Minnesota's payday loan borrowers have kicked off the new year with a fresh coat of financial protection thanks to a law that went into effect on Jan. 1. Capping short-term loan interest at 36%, the measure is seen as a move to rein in the side effects of desperate lending practices. Minnesotans previously faced interest rates as high as 291% on these loans, a burden that often led to spiraling debt.

Missy Juliette, who sits on the board of Exodus Lending and once found herself ensnared by high-interest loans, knows the relief such legislation can bring. "I thought it would be a one-time fix, a one-time thing, and it was not," Juliette said. After taking out four loans to keep up with her financial struggle, and facing the threat of wage garnishment, programs like Exodus Lending, which helped her out of her situation, have become personal beacons of hope, according to CBS News Minnesota.

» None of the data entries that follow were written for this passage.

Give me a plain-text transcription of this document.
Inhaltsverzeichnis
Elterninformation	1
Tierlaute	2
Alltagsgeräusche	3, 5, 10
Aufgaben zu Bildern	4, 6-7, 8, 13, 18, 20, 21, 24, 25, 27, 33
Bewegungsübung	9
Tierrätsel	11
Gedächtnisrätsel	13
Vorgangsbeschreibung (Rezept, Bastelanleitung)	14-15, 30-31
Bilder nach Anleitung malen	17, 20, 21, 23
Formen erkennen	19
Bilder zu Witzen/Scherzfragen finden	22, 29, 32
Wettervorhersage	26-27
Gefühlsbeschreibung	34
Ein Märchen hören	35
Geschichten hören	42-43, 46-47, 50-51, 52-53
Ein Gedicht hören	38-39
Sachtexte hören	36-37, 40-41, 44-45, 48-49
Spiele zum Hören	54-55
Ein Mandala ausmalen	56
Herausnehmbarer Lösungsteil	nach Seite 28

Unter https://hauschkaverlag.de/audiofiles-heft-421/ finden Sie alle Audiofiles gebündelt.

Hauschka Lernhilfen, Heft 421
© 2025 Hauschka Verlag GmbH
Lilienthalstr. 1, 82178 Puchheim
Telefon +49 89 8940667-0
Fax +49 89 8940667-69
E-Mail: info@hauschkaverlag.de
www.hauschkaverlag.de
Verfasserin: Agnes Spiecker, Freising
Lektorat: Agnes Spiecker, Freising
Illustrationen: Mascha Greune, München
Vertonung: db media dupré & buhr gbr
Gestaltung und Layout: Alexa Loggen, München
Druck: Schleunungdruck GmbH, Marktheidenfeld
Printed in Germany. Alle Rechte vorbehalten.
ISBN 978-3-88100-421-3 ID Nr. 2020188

The law championed by Senator Judy Seeberger is aimed at preventing people like Juliette from getting trapped in a cycle of debt. Seeberger, vice-chair of the Commerce and Consumer Protection Committee, observed the detrimental pattern among borrowers. "The average number of payday loans that people would have would be six payday loans," she said. "Some people had nine or 15. They end up getting really expensive and getting people stuck in a trap they just can't get out of," as reported by CBS News Minnesota

The new regulations bring down the previous average interest rate of 202%, and aim to address predatory lending and its impacts on those facing financial hardship. "We are reducing barriers and obstacles for Minnesotans to help them recover from financial hardship and move towards the financial stability that will help them and, their families succeed," added Seeberger. The expanded access to character-based short-term loan programs, which are interest and fee-free, are an additional tool provided by the legislation to help those with limited access to mainstream financial products, as per Minnesota Senate DFL.